La stratégie de communication de ces partis n'est pas nouvelle:12 rediriger le mécontentement d'une population pour l'instant dévastée par une crise brutale en désignant un faux coupable proche13, facilement identifiable, et alerter en même temps de l'arrivée d'une menace invisible qui voudrait en finir avec le mode de vie occidental. Un point semble, en revanche, fondamental dans cette stratégie pour éviter les très mauvais résultats de certains autres partis d’extrême droite : échapper à la symbologie de ces mouvements minoritaires. Anglada lui-même l'a ainsi avoué, devant une caméra cachée.14

Je ne suis pas raciste, mais…

Le nouveau virus de l’extrême droite ne se limite pas à son bord politique. Son discours s'impose au cœur de l'agenda politique, et cela mène les partis traditionnels à rédiger des propositions politiques proches de leurs postulats pour éviter de perdre des votes par leur droite. Le spectacle lamentable de l'ex-président français Sarkozy avec l'expulsion de centaines de Roms pendant son mandat,15 l'ascension d'hommes politiques tenant des discours radicaux comme Fillon ou Xavier Garcia Albiol ou l'attitude de l'Union Européenne à l'égard de la crise des réfugiés en sont quelques exemples.

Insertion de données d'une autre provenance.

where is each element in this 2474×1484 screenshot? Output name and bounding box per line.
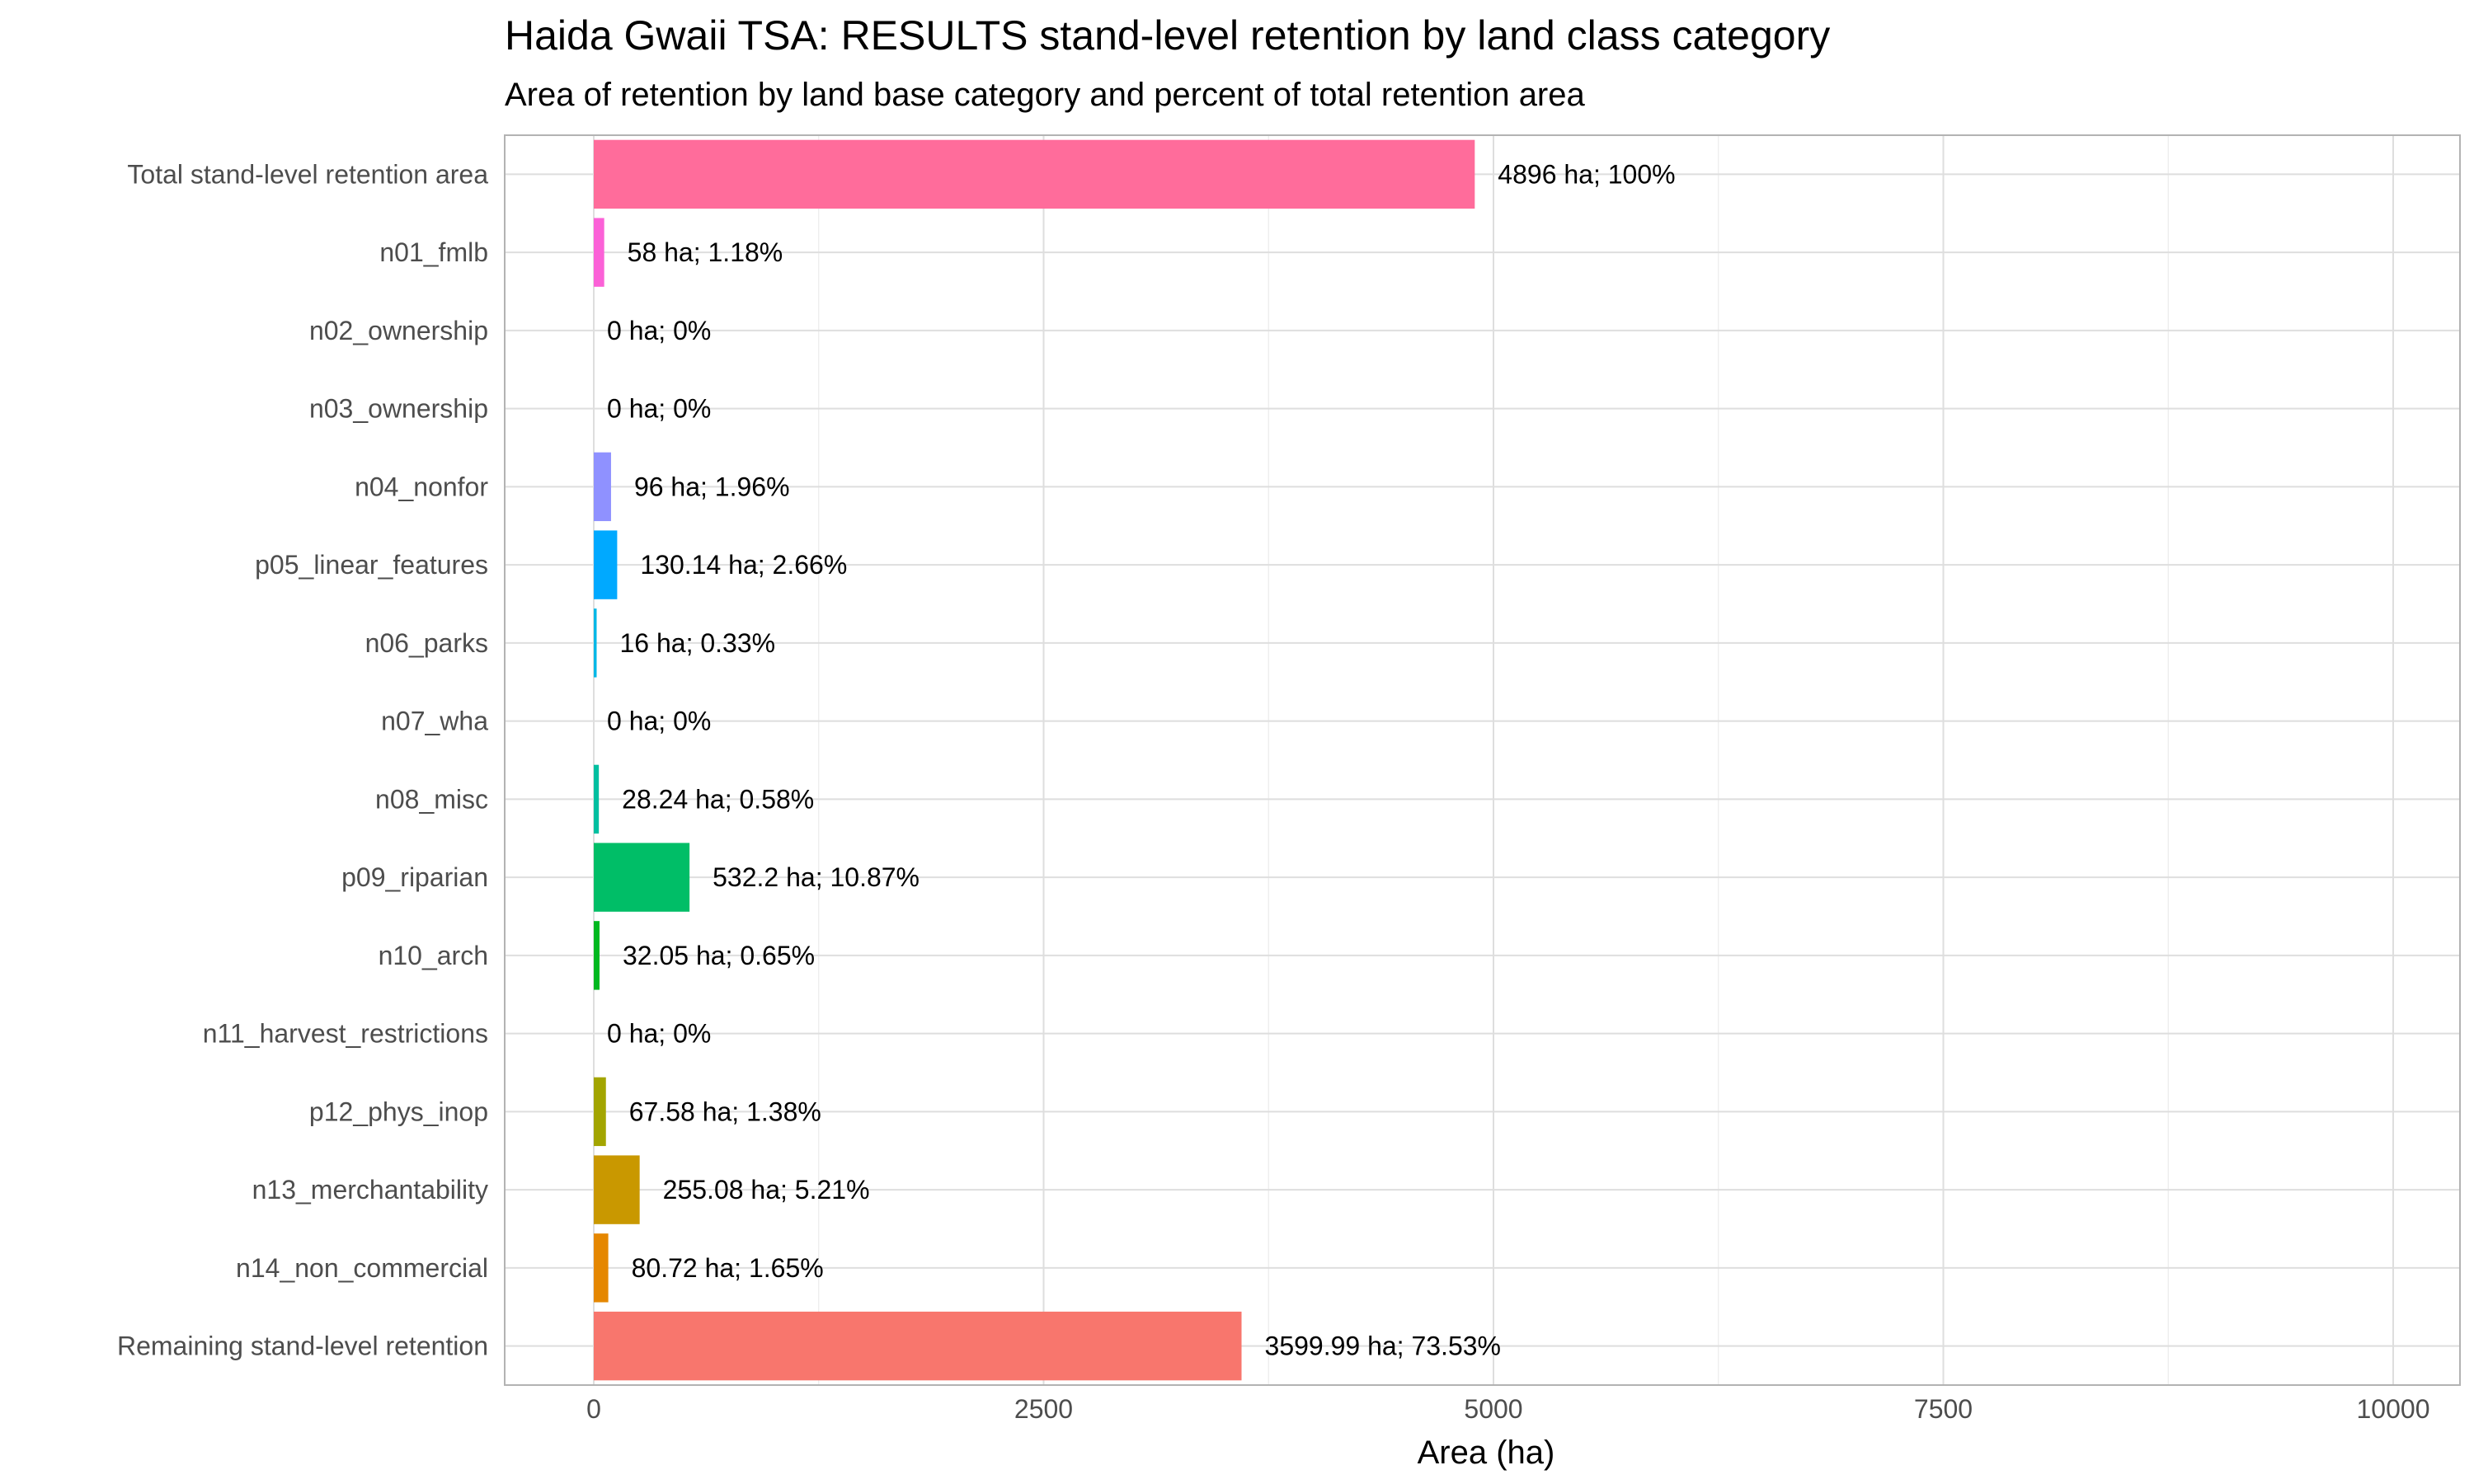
bar-value-label: 0 ha; 0% <box>607 394 711 424</box>
bar <box>594 608 597 678</box>
x-tick-label: 5000 <box>1464 1394 1522 1424</box>
bar-value-label: 4896 ha; 100% <box>1498 159 1675 189</box>
x-axis-title: Area (ha) <box>1418 1435 1555 1471</box>
bar-value-label: 58 ha; 1.18% <box>628 237 783 267</box>
y-category-label: n11_harvest_restrictions <box>203 1019 488 1049</box>
bar-value-label: 255.08 ha; 5.21% <box>663 1175 870 1205</box>
y-category-label: p05_linear_features <box>255 550 488 580</box>
bar-value-label: 96 ha; 1.96% <box>634 472 790 501</box>
y-category-label: Remaining stand-level retention <box>117 1331 488 1361</box>
bar <box>594 921 600 990</box>
bar-value-label: 28.24 ha; 0.58% <box>622 784 814 814</box>
y-category-label: n04_nonfor <box>355 472 488 501</box>
bar <box>594 843 690 912</box>
chart-subtitle: Area of retention by land base category … <box>505 77 1586 113</box>
x-tick-label: 7500 <box>1914 1394 1973 1424</box>
y-category-label: p09_riparian <box>341 862 488 892</box>
y-category-label: n07_wha <box>381 707 488 736</box>
plot-panel-border <box>504 134 2461 1386</box>
x-tick-label: 10000 <box>2357 1394 2430 1424</box>
bar <box>594 764 600 834</box>
bar-value-label: 0 ha; 0% <box>607 1019 711 1049</box>
bar-value-label: 16 ha; 0.33% <box>619 628 775 658</box>
bar <box>594 1155 640 1224</box>
bar <box>594 1311 1242 1381</box>
y-category-label: Total stand-level retention area <box>127 159 488 189</box>
bar <box>594 452 611 522</box>
bar-value-label: 0 ha; 0% <box>607 316 711 345</box>
bar <box>594 1233 609 1303</box>
y-category-label: n14_non_commercial <box>236 1253 488 1283</box>
bars <box>594 139 1475 1381</box>
chart-title: Haida Gwaii TSA: RESULTS stand-level ret… <box>505 12 1830 59</box>
y-category-label: n10_arch <box>379 941 488 970</box>
bar-value-label: 67.58 ha; 1.38% <box>629 1097 821 1126</box>
y-category-label: p12_phys_inop <box>309 1097 488 1126</box>
grid <box>505 135 2460 1385</box>
bar <box>594 1077 606 1147</box>
bar-value-label: 130.14 ha; 2.66% <box>640 550 847 580</box>
y-category-label: n13_merchantability <box>252 1175 488 1205</box>
y-category-label: n06_parks <box>365 628 488 658</box>
bar-value-label: 0 ha; 0% <box>607 707 711 736</box>
bar-value-label: 3599.99 ha; 73.53% <box>1265 1331 1501 1361</box>
bar <box>594 218 604 287</box>
y-category-label: n08_misc <box>375 784 488 814</box>
bar <box>594 530 618 599</box>
y-category-label: n01_fmlb <box>379 237 488 267</box>
x-axis-tick-labels: 0 2500 5000 7500 10000 <box>586 1394 2429 1424</box>
bar-value-label: 80.72 ha; 1.65% <box>632 1253 824 1283</box>
y-axis-category-labels: Total stand-level retention area n01_fmlb… <box>117 159 488 1360</box>
x-tick-label: 2500 <box>1014 1394 1073 1424</box>
y-category-label: n02_ownership <box>309 316 488 345</box>
bar-value-label: 32.05 ha; 0.65% <box>623 941 815 970</box>
bar-value-label: 532.2 ha; 10.87% <box>713 862 920 892</box>
data-labels: 4896 ha; 100% 58 ha; 1.18% 0 ha; 0% 0 ha; 0… <box>607 159 1676 1360</box>
x-tick-label: 0 <box>586 1394 601 1424</box>
bar <box>594 139 1475 209</box>
y-category-label: n03_ownership <box>309 394 488 424</box>
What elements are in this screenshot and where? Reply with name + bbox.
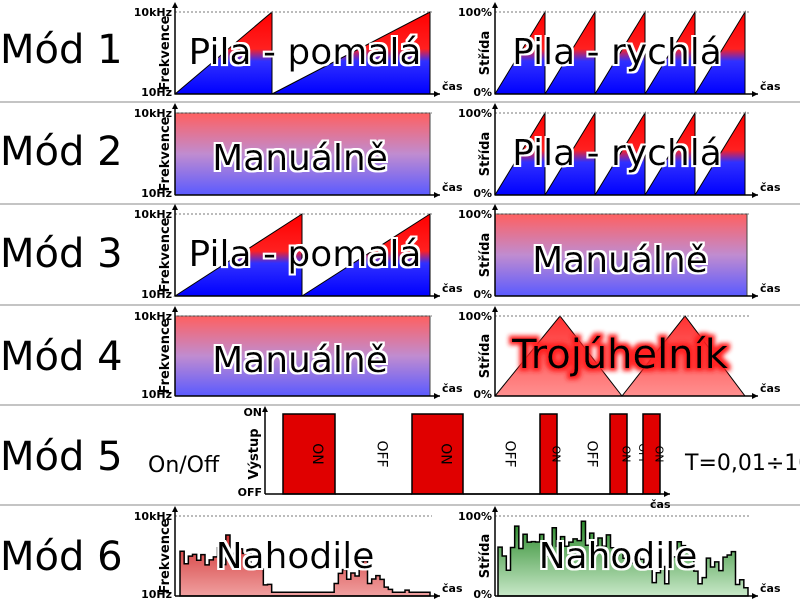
axis-top-label: 10kHz xyxy=(134,510,172,523)
axis-top-label: 10kHz xyxy=(134,6,172,19)
axis-bottom-label: 0% xyxy=(473,86,492,99)
mode-4-label: Mód 4 xyxy=(0,334,123,380)
row5-onoff-panel: ONOFFONOFFONOFFONOFFONONOFFVýstupčas xyxy=(238,406,671,511)
axis-title: Frekvence xyxy=(158,15,173,90)
segment-label: OFF xyxy=(502,440,518,467)
time-axis-label: čas xyxy=(442,282,463,295)
row4-right-text: Trojúhelník xyxy=(511,332,729,378)
segment-label: ON xyxy=(309,443,325,465)
mode-5-label: Mód 5 xyxy=(0,434,123,480)
on-segment xyxy=(411,413,464,495)
segment-label: ON xyxy=(653,446,666,463)
time-axis-label: čas xyxy=(760,582,781,595)
axis-title: Frekvence xyxy=(158,217,173,292)
on-segment xyxy=(282,413,336,495)
axis-title: Střída xyxy=(478,233,493,278)
row3-right-axes: 100% 0% Střída čas xyxy=(458,204,781,301)
axis-top-label: 100% xyxy=(458,510,492,523)
axis-bottom-label: 0% xyxy=(473,388,492,401)
axis-top-label: 100% xyxy=(458,6,492,19)
axis-top-label: 100% xyxy=(458,310,492,323)
axis-bottom-label: 10Hz xyxy=(141,288,172,301)
row2-right-axes: 100% 0% Střída čas xyxy=(458,103,781,200)
axis-bottom-label: 0% xyxy=(473,588,492,600)
row1-right-text: Pila - rychlá xyxy=(512,32,722,73)
time-axis-label: čas xyxy=(760,181,781,194)
row3-right-text: Manuálně xyxy=(532,240,708,281)
time-axis-label: čas xyxy=(760,80,781,93)
row6-right-random xyxy=(497,520,749,597)
axis-bottom-label: 10Hz xyxy=(141,86,172,99)
row2-right-text: Pila - rychlá xyxy=(512,133,722,174)
time-axis-label: čas xyxy=(442,181,463,194)
mode-6-label: Mód 6 xyxy=(0,534,123,580)
axis-bottom-label: 10Hz xyxy=(141,388,172,401)
mode-5-sublabel: On/Off xyxy=(148,453,220,478)
row1-left-panel xyxy=(173,10,431,95)
axis-title: Střída xyxy=(478,132,493,177)
row1-left-text: Pila - pomalá xyxy=(189,32,422,73)
row1-right-axes: 100% 0% Střída čas xyxy=(458,2,781,99)
mode-1-label: Mód 1 xyxy=(0,27,123,73)
row2-right-panel xyxy=(494,111,746,196)
axis-bottom-label: 10Hz xyxy=(141,187,172,200)
row6-left-text: Nahodile xyxy=(216,536,375,577)
axis-top-label: 100% xyxy=(458,107,492,120)
row2-left-text: Manuálně xyxy=(212,138,388,179)
segment-label: OFF xyxy=(584,440,600,467)
period-label: T=0,01÷10s xyxy=(684,451,800,476)
segment-label: ON xyxy=(620,446,633,463)
axis-top-label: 100% xyxy=(458,208,492,221)
axis-title: Frekvence xyxy=(158,518,173,593)
out-time-label: čas xyxy=(650,498,671,511)
axis-top-label: 10kHz xyxy=(134,208,172,221)
time-axis-label: čas xyxy=(442,382,463,395)
row4-left-text: Manuálně xyxy=(212,340,388,381)
axis-bottom-label: 10Hz xyxy=(141,588,172,600)
time-axis-label: čas xyxy=(760,282,781,295)
row-dividers xyxy=(0,101,800,506)
segment-label: OFF xyxy=(374,440,390,467)
axis-title: Střída xyxy=(478,31,493,76)
axis-title: Frekvence xyxy=(158,116,173,191)
row6-right-axes: 100% 0% Střída čas xyxy=(458,506,781,600)
axis-top-label: 10kHz xyxy=(134,107,172,120)
row1-right-panel xyxy=(494,10,746,95)
row6-right-text: Nahodile xyxy=(539,536,698,577)
row3-left-panel xyxy=(173,213,431,297)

Un cas qui a provoqué des inquiétudes particulières ces derniers mois est la montée au pouvoir du Président des États-Unis, Donald Trump, notamment en raison du soutien qu'il reçoit des groupes appelés alt-right aux États-Unis. Parmi ceux qui ont soutenu et ont collaboré avec la campagne de Donald Trump il n’était pas rare de trouver des gens prêts à défendre jusqu'à la mort leur droit de posséder des armes, des partisans des théories du complot et des membres de mouvements réactionnaires extrêmes, ouvertement sexistes ou racistes.

Cependant, nous ne pouvons pas oublier que ce ne sont pas ces groupes, clairement minoritaires, qui ont donné la présidence à Donald Trump. Quelques mois avant la bataille électorale, Michael Moore écrivait17 que le discours de Trump promettant de revitaliser l'industrie et d'appliquer des politiques protectionnistes pour créer des emplois dans le pays a été très bien accueilli par une classe moyenne appauvrie et sans perspectives d'amélioration. En gardant les distances nécessaires, il semble difficile de ne pas faire le parallèle avec la République de Weimar.

Malheureusement, la déshumanisation et la trivialisation du nazisme a conduit la population à arrêter d'associer automatiquement les idéologies d’extrême droite aux conséquences funestes que celles-ci ont apportées à l'Europe et au monde. Actuellement un dirigeant de Britain First ou du Front National peut parfaitement se permettre de condamner le nazisme sans que cela lui fasse perdre de la crédibilité chez ses électeurs.

Réhumaniser le monstre

Le monstre, celui que nous avons appris à craindre, celui que nous avons transformé en grand méchant de l'histoire, est revenu avec un nouveau masque et nous n'avons pas été capables de l'identifier. Peut-être est-ce parce que les nouveaux nazis ne portent pas de chemises brunes, qu’ils ne font pas le salut romain et qu’ils ne se définissent pas eux mêmes comme des nazis, mais le nazisme est réapparu et a grandi comme un cancer en Europe pendant que nous essayions de nous protéger de l'arrivée, peu probable, de crapules exagérés, habillés comme si elles venaient d'une séance de sadomasochisme ou d'inadaptés sociaux aux bottes hautes mais bas du front.

Illustration par Klifton Kleinmann.

C'est pourquoi l'humanisation du monstre devient nécessaire. Nous devons étudier l'ascension du fascisme en Europe pour comprendre comment son arrivée au pouvoir a pu être possible. Il devient nécessaire, presque urgent, d’analyser ce qui a conduit des millions d’Allemands à considérer Hitler comme une option électorale légitime, pour pouvoir arriver à comprendre comment il est possible que si peu de gens aient vu venir le plus grand méchant de l'histoire dans leur propre pays.

Et quand nous l’aurons fait, peut-être découvrirons-nous que le monstre est plus près que nous le croyons.